SOBRE EL DESIERTO...

Redacción Catalunyapress

El desierto es rico en ocasos y generoso en nuevos amaneceres. Abrasa y hiela, conmueve y aterra. Permite la contemplación de esas estrellas que jamás viste antes, mientras el frio se mete hasta el tuétano. Estimula la imaginación, consiente los espejismos más inauditos. Borra caminos, oculta viejas ciudades y permite soñar en supuestos oasis. Su aridez forja, endurece, facilita la introspección. Lanza al viento la eterna pregunta sobre el ¿Quién soy? Y el ¿A dónde voy?

El desierto contiene propiedades terapéuticas sanadoras del cuerpo y del alma. No en vano dicen que más de un dios, y montones de ascetas, hallaron en él la felicidad, la ausencia de dolor.

El desierto es bello. Sólo los estúpidos cierran los ojos a su fuerza cromática, a su ondulado vacío rebosante de cielo y arena.

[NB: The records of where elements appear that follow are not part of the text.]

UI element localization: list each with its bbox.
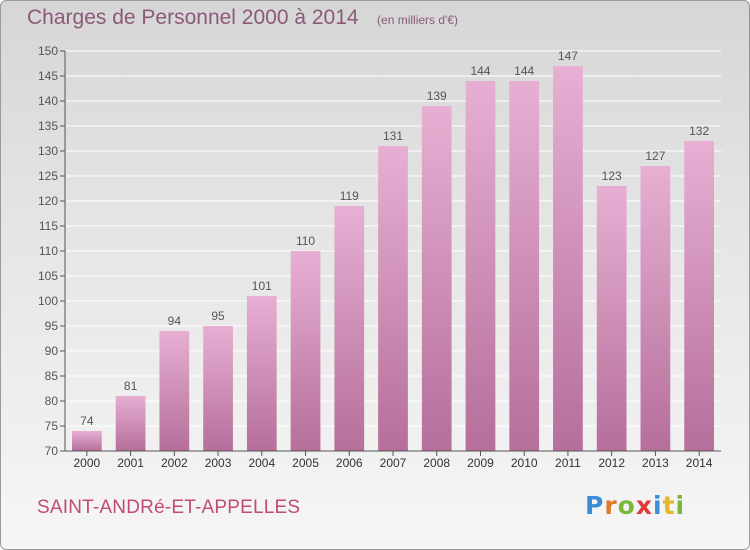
x-tick-label: 2012 [598,456,625,470]
y-tick-label: 135 [38,119,58,133]
y-tick-label: 70 [45,444,59,458]
x-tick-label: 2000 [74,456,101,470]
bar [159,331,190,451]
bar [334,206,365,451]
logo-letter: i [653,491,663,520]
x-tick-label: 2003 [205,456,232,470]
x-tick-label: 2010 [511,456,538,470]
y-tick-label: 90 [45,344,59,358]
y-tick-label: 150 [38,44,58,58]
bar [553,66,583,451]
x-tick-label: 2013 [642,456,669,470]
y-tick-label: 95 [45,319,59,333]
bar-value-label: 132 [689,124,709,138]
y-tick-label: 110 [39,244,58,258]
bar [246,296,277,451]
logo-letter: o [617,491,636,520]
x-tick-label: 2008 [423,456,450,470]
y-tick-label: 145 [38,69,58,83]
bar [509,81,540,451]
bar [71,431,102,451]
bar [378,146,408,451]
bar [203,326,233,451]
chart-subtitle: (en milliers d'€) [377,13,459,27]
y-tick-label: 120 [38,194,58,208]
bar [115,396,146,451]
logo-letter: x [635,491,653,520]
bar-value-label: 123 [602,169,622,183]
x-tick-label: 2014 [686,456,713,470]
bars: 74 81 94 95 101 110 119 131 139 144 144 147 123 127 13… [71,49,715,451]
x-tick-label: 2007 [380,456,407,470]
x-tick-label: 2004 [248,456,275,470]
y-tick-label: 115 [39,219,58,233]
bar-value-label: 147 [558,49,578,63]
bar [596,186,627,451]
bar-value-label: 94 [168,314,182,328]
x-tick-label: 2009 [467,456,494,470]
bar [290,251,321,451]
bar [640,166,671,451]
chart-title: Charges de Personnel 2000 à 2014 [27,6,359,29]
bar [421,106,452,451]
logo-letter: P [585,491,605,520]
x-tick-label: 2005 [292,456,319,470]
bar-value-label: 101 [252,279,272,293]
logo-letter: i [675,491,686,520]
bar-value-label: 81 [124,379,138,393]
bar-value-label: 95 [211,309,225,323]
y-tick-label: 125 [38,169,58,183]
y-tick-label: 100 [38,294,58,308]
bar [684,141,715,451]
bar-value-label: 110 [296,234,315,248]
bar [465,81,496,451]
y-tick-label: 140 [38,94,58,108]
logo-letter: t [662,491,676,520]
x-tick-label: 2011 [555,456,581,470]
bar-value-label: 144 [514,64,534,78]
bar-value-label: 139 [427,89,447,103]
bar-value-label: 119 [340,189,359,203]
x-tick-label: 2001 [117,456,144,470]
x-tick-label: 2006 [336,456,363,470]
x-tick-label: 2002 [161,456,188,470]
bar-value-label: 127 [645,149,665,163]
bar-value-label: 144 [470,64,490,78]
logo-letter: r [604,491,618,520]
y-tick-label: 130 [38,144,58,158]
axes: 70 75 80 85 90 95 100 105 110 115 120 125 130 135 140 1… [38,44,721,470]
y-tick-label: 80 [45,394,59,408]
y-tick-label: 105 [38,269,58,283]
bar-value-label: 131 [383,129,403,143]
commune-name: SAINT-ANDRé-ET-APPELLES [37,497,301,518]
y-tick-label: 75 [45,419,59,433]
proxiti-logo[interactable]: Proxiti [585,491,685,520]
y-tick-label: 85 [45,369,59,383]
title-row: Charges de Personnel 2000 à 2014 (en mil… [27,6,458,30]
bar-value-label: 74 [80,414,94,428]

Atravesar el desierto puede llegar a ser una experiencia tan ineludible como fantástica, tan cauterizadora de mil heridas como hipnótica.

Para hollarlo conviene usar calzado cómodo y una buena chamarra. Es imprescindible portar un botiquín de primeros auxilios y agua en abundancia para combatir la sed.

El desierto puede ser inmenso pero es finito. Tiene límites, principio y final; no lo dudéis. Por todo ello quizás lo más importante, antes de iniciar la andadura, sea la conveniencia de trazar un rumbo, un norte, un objetivo. Orientaos como deseéis, mediante los astros o con brújula. Marcar un punto de llegada, prever la ruta y sus etapas, medid las fuerzas y, cuando todo sea conforme, echar a andar intentando que sean muchos más los que se incorporen a la caravana.